Perhaps we want to introduce some mercy and instead use a strike system. This would allow an agent to break a constraint at most $X$ times before saying they failed at a task.

For this example, let us use the two-strike system. That is once they make the second mess, it is considered that the agent has failed at the task.

We adjust the check-constraint action from before to capture this new system:

(:action check-constraint
:precondition (check)
:effect (and
; We haven't striked out and satisfy the constraint
(when
(and
(forall (?l - location) (not (mess-made ?l)))
(not (strike-max))
)
(not (check))
)
; First time breaking the constraint
(when
(and
(not (forall (?l - location) (not (mess-made ?l))))
(not (strike-one))
)
(and
(strike-one)
(not (check))
)
)
; Second time breaking the constraint
(when
(and
(not (forall (?l - location) (not (mess-made ?l))))
(strike-one)
)
(strike-max)
)
)
)


Notice that each of these conditional effects are mutually exclusive from each other. We can use a different encoding, but having only one conditional effect fire after each execution makes it easier to reason about.
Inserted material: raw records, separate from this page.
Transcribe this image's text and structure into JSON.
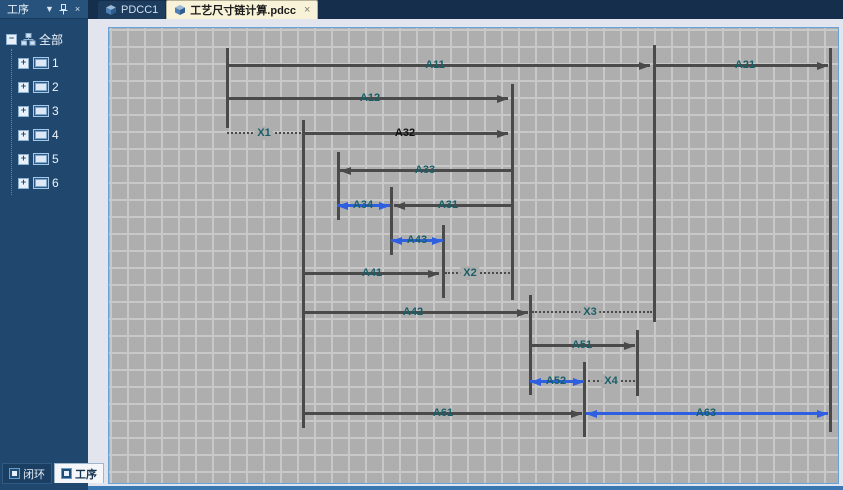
{
  "sidebar": {
    "title": "工序",
    "header_icons": [
      {
        "name": "chevron-down-icon",
        "glyph": "▼"
      },
      {
        "name": "pin-icon",
        "glyph": "pin"
      },
      {
        "name": "close-icon",
        "glyph": "×"
      }
    ],
    "tree": {
      "root_label": "全部",
      "root_expander": "−",
      "item_expander": "+",
      "items": [
        {
          "label": "1"
        },
        {
          "label": "2"
        },
        {
          "label": "3"
        },
        {
          "label": "4"
        },
        {
          "label": "5"
        },
        {
          "label": "6"
        }
      ]
    },
    "bottom_tabs": [
      {
        "label": "闭环",
        "active": false
      },
      {
        "label": "工序",
        "active": true
      }
    ]
  },
  "tabbar": {
    "tabs": [
      {
        "label": "PDCC1",
        "active": false,
        "closable": false
      },
      {
        "label": "工艺尺寸链计算.pdcc",
        "active": true,
        "closable": true,
        "close_glyph": "×"
      }
    ]
  },
  "diagram": {
    "type": "process-dimension-chain",
    "grid_size": 17,
    "colors": {
      "canvas_bg": "#aeaeae",
      "grid_line": "#c8c8c8",
      "line": "#4a4a4a",
      "highlight_blue": "#2e5fe0",
      "label": "#175f68",
      "label_emphasis": "#101010",
      "canvas_border": "#69a2d8"
    },
    "verticals": [
      {
        "x": 227,
        "y1": 48,
        "y2": 128
      },
      {
        "x": 303,
        "y1": 120,
        "y2": 428
      },
      {
        "x": 338,
        "y1": 152,
        "y2": 220
      },
      {
        "x": 391,
        "y1": 187,
        "y2": 255
      },
      {
        "x": 443,
        "y1": 225,
        "y2": 298
      },
      {
        "x": 512,
        "y1": 84,
        "y2": 300
      },
      {
        "x": 530,
        "y1": 295,
        "y2": 395
      },
      {
        "x": 584,
        "y1": 362,
        "y2": 437
      },
      {
        "x": 637,
        "y1": 330,
        "y2": 396
      },
      {
        "x": 654,
        "y1": 45,
        "y2": 322
      },
      {
        "x": 830,
        "y1": 48,
        "y2": 432
      }
    ],
    "dimensions": [
      {
        "label": "A11",
        "y": 65,
        "x1": 227,
        "x2": 650,
        "type": "solid",
        "arrow": "right",
        "lx": 435
      },
      {
        "label": "A21",
        "y": 65,
        "x1": 654,
        "x2": 828,
        "type": "solid",
        "arrow": "right",
        "lx": 745
      },
      {
        "label": "A12",
        "y": 98,
        "x1": 227,
        "x2": 508,
        "type": "solid",
        "arrow": "right",
        "lx": 370
      },
      {
        "label": "X1",
        "y": 133,
        "x1": 227,
        "x2": 301,
        "type": "dotted",
        "arrow": "none",
        "lx": 264
      },
      {
        "label": "A32",
        "y": 133,
        "x1": 303,
        "x2": 508,
        "type": "solid",
        "arrow": "right",
        "lx": 405,
        "emphasis": true
      },
      {
        "label": "A33",
        "y": 170,
        "x1": 340,
        "x2": 512,
        "type": "solid",
        "arrow": "left",
        "lx": 425
      },
      {
        "label": "A34",
        "y": 205,
        "x1": 337,
        "x2": 390,
        "type": "blue",
        "arrow": "both",
        "lx": 363
      },
      {
        "label": "A31",
        "y": 205,
        "x1": 394,
        "x2": 512,
        "type": "solid",
        "arrow": "left",
        "lx": 448
      },
      {
        "label": "A43",
        "y": 240,
        "x1": 391,
        "x2": 443,
        "type": "blue",
        "arrow": "both",
        "lx": 417
      },
      {
        "label": "A41",
        "y": 273,
        "x1": 303,
        "x2": 439,
        "type": "solid",
        "arrow": "right",
        "lx": 372
      },
      {
        "label": "X2",
        "y": 273,
        "x1": 445,
        "x2": 510,
        "type": "dotted",
        "arrow": "none",
        "lx": 470
      },
      {
        "label": "A42",
        "y": 312,
        "x1": 303,
        "x2": 528,
        "type": "solid",
        "arrow": "right",
        "lx": 413
      },
      {
        "label": "X3",
        "y": 312,
        "x1": 532,
        "x2": 652,
        "type": "dotted",
        "arrow": "none",
        "lx": 590
      },
      {
        "label": "A51",
        "y": 345,
        "x1": 530,
        "x2": 635,
        "type": "solid",
        "arrow": "right",
        "lx": 582
      },
      {
        "label": "A52",
        "y": 381,
        "x1": 530,
        "x2": 584,
        "type": "blue",
        "arrow": "both",
        "lx": 556
      },
      {
        "label": "X4",
        "y": 381,
        "x1": 588,
        "x2": 635,
        "type": "dotted",
        "arrow": "none",
        "lx": 611
      },
      {
        "label": "A61",
        "y": 413,
        "x1": 303,
        "x2": 582,
        "type": "solid",
        "arrow": "right",
        "lx": 443
      },
      {
        "label": "A63",
        "y": 413,
        "x1": 586,
        "x2": 828,
        "type": "blue",
        "arrow": "both",
        "lx": 706
      }
    ]
  }
}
The problem file stays the same as the last example, and asking Fast Downward for an optimal plan results in the following:

dash kitchen living-room
check-constraint
cleanup living-room
check-constraint
drop living-room
check-constraint
dash living-room dining-room
check-constraint
set-table
check-constraint
dash dining-room living-room
check-constraint
pickup living-room
check-constraint
walk living-room dining-room
check-constraint
present-dinner
check-constraint


The main difference between this plan and the last one is that it makes use of the strike system to first dash from the kitchen to the living room, creating a mess. Then it avoids messes for the rest of the plan.